The rules caused confusion and controversy over what, and what not, fiduciaries should include in 401k and similar defined contribution plans, and possible sanctions that would result.

Until further guidance, the department said it will not enforce either the ESG or voting final rule or otherwise pursue enforcement actions against any plan fiduciary based on a failure to comply. This includes with Qualified Default Investment Alternatives, an investment course of action, or with respect to an exercise of shareholder rights.

“These rules have created a perception that fiduciaries are at risk if they include any environmental, social and governance factors in the financial evaluation of plan investments, and that they may need to have special justifications for even ordinary exercises of shareholder rights,” Principal Deputy Assistant Secretary for the Employee Benefits Security Administration Ali Khawar said in a statement. “We intend to conduct significantly more stakeholder outreach to determine how to craft rules that better recognize the important role that environmental, social and governance integration can play in the evaluation and management of plan investments while continuing to uphold fundamental fiduciary obligations.”

Industry reaction

Industry reaction was generally positive:

“We applaud today’s decision by the Department of Labor, which will reduce the uncertainty that has hamstrung ESG adoption by plan sponsors since the rule was proposed,” Edward Farrington, Executive Vice President, Institutional and Retirement, at Natixis Investment Managers, said in a statement. “Natixis was among the thousands of investors who offered evidence during the comment period that ESG considerations can support higher risk-adjusted returns for plan participants. We hope the DOL will provide additional guidance for plan sponsors that supports the use of ESG factors in retirement plans, which we believe can lead to investment options with a more complete picture of risk and opportunity. Our research also indicates ESG investing options can encourage more participation in retirement plans.”

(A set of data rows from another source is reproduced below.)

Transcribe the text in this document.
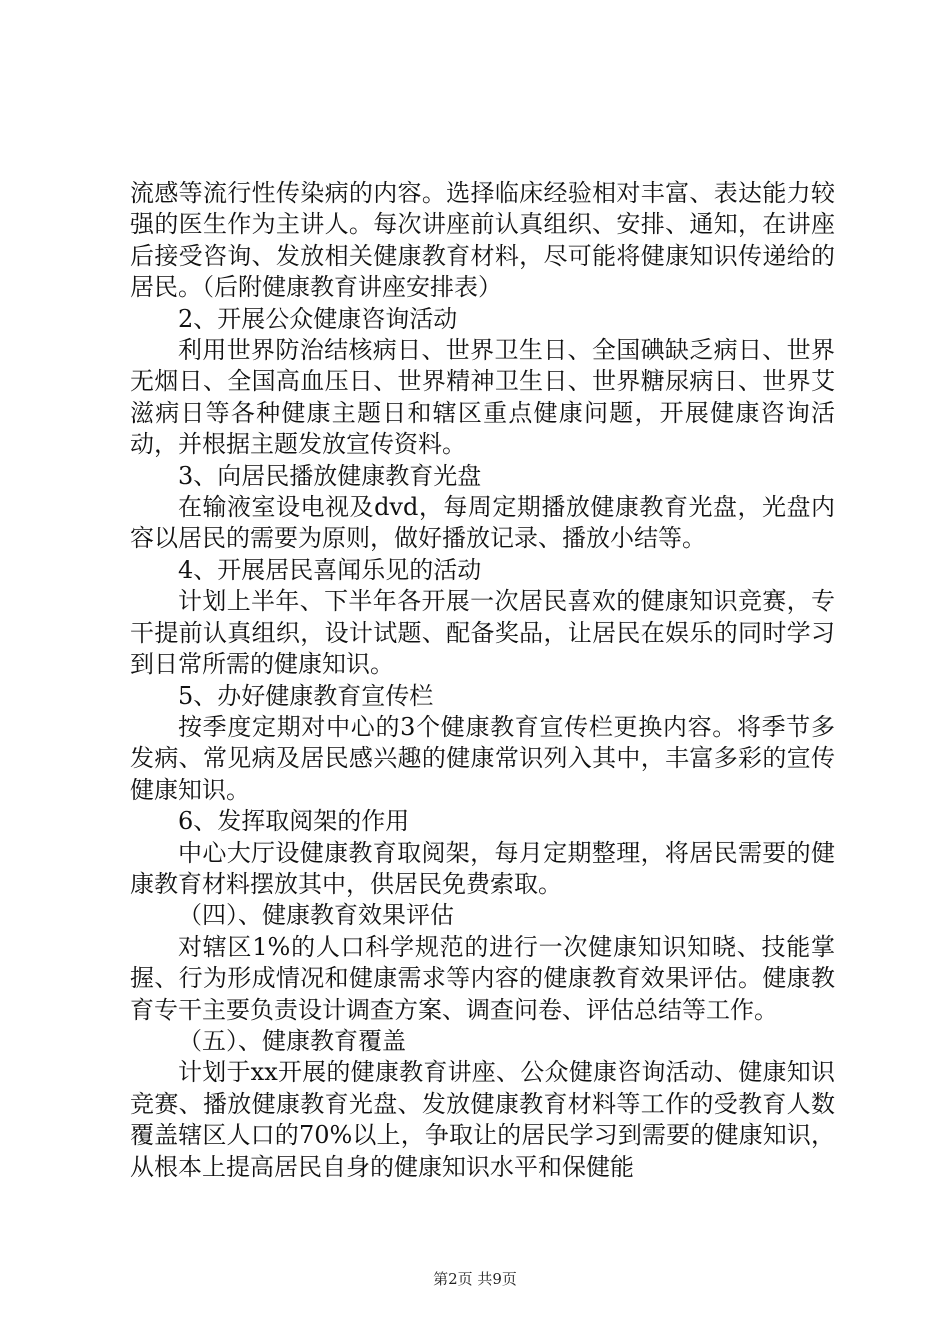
流感等流行性传染病的内容。选择临床经验相对丰富、表达能力较强的医生作为主讲人。每次讲座前认真组织、安排、通知，在讲座后接受咨询、发放相关健康教育材料，尽可能将健康知识传递给的居民。（后附健康教育讲座安排表）

2、开展公众健康咨询活动

利用世界防治结核病日、世界卫生日、全国碘缺乏病日、世界无烟日、全国高血压日、世界精神卫生日、世界糖尿病日、世界艾滋病日等各种健康主题日和辖区重点健康问题，开展健康咨询活动，并根据主题发放宣传资料。

3、向居民播放健康教育光盘

在输液室设电视及dvd，每周定期播放健康教育光盘，光盘内容以居民的需要为原则，做好播放记录、播放小结等。

4、开展居民喜闻乐见的活动

计划上半年、下半年各开展一次居民喜欢的健康知识竞赛，专干提前认真组织，设计试题、配备奖品，让居民在娱乐的同时学习到日常所需的健康知识。

5、办好健康教育宣传栏

按季度定期对中心的3个健康教育宣传栏更换内容。将季节多发病、常见病及居民感兴趣的健康常识列入其中，丰富多彩的宣传健康知识。

6、发挥取阅架的作用

中心大厅设健康教育取阅架，每月定期整理，将居民需要的健康教育材料摆放其中，供居民免费索取。

（四）、健康教育效果评估

对辖区1%的人口科学规范的进行一次健康知识知晓、技能掌握、行为形成情况和健康需求等内容的健康教育效果评估。健康教育专干主要负责设计调查方案、调查问卷、评估总结等工作。

（五）、健康教育覆盖

计划于xx开展的健康教育讲座、公众健康咨询活动、健康知识竞赛、播放健康教育光盘、发放健康教育材料等工作的受教育人数覆盖辖区人口的70%以上，争取让的居民学习到需要的健康知识，从根本上提高居民自身的健康知识水平和保健能

第2页 共9页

“We strongly support today’s decision by the DOL to temporarily forgo enforcement of the ESG and proxy voting rules,” Jason Berkowitz, Insured Retirement Institute’s (IRI) Chief Legal and Regulatory Affairs Officer, added. “This will provide an opportunity for the Department to re-evaluate and possibly revise or withdraw them.”

Reg reversal

On Nov. 13, 2020, the department published a final rule on “Financial Factors in Selecting Plan Investments,” which adopted amendments to the “Investment Duties” regulation under Title I of ERISA.

The amendments generally require plan fiduciaries to select investments and investment courses of action based solely on consideration of “pecuniary factors.”

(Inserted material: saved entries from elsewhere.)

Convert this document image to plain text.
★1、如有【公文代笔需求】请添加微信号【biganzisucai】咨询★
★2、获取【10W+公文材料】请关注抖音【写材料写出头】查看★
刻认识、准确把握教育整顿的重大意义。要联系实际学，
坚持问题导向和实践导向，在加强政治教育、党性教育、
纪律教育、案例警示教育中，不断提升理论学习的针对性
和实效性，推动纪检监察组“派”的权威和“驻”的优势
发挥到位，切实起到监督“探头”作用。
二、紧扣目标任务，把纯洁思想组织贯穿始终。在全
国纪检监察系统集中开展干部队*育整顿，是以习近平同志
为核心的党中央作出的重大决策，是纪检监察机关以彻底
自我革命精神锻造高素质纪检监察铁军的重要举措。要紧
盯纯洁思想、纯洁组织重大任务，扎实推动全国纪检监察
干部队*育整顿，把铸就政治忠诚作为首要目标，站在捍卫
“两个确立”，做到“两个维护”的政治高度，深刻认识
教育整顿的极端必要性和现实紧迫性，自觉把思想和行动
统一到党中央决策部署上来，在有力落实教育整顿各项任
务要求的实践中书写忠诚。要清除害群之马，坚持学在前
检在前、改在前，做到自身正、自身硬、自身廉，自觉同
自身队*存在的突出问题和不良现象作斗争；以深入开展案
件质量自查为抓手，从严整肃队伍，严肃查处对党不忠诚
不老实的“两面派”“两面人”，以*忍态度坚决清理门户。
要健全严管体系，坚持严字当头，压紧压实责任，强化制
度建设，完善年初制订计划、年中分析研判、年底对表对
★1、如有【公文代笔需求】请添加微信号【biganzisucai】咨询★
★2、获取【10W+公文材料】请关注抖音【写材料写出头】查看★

On Dec. 16, 2020, the department published a final rule on “Fiduciary Duties Regarding Proxy Voting and Shareholder Rights,” which also adopted amendments to the Investment Duties regulation to address obligations of plan fiduciaries under ERISA when voting proxies and exercising other shareholder rights in connection with plan investments in shares of stock.

The department said it heard from a wide variety of stakeholders, including asset managers, labor organizations and other plan sponsors, consumer groups, service providers and investment advisers that have asked whether these two final rules properly reflect the scope of fiduciaries’ duties under ERISA to act prudently and solely in the interest of plan participants and beneficiaries.

Stakeholders have also questioned whether the department rushed the rulemakings unnecessarily and failed to adequately consider and address the substantial evidence submitted by public commenters on the use of environmental, social, and governance considerations in improving investment value and long-term investment returns for retirement investors.

The department has also heard from stakeholders that the rules, and investor confusion about them, have already had a chilling effect on the appropriate integration of ESG factors in investment decisions, including in circumstances that the rules may in fact allow. Accordingly, the department intends to revisit the rules.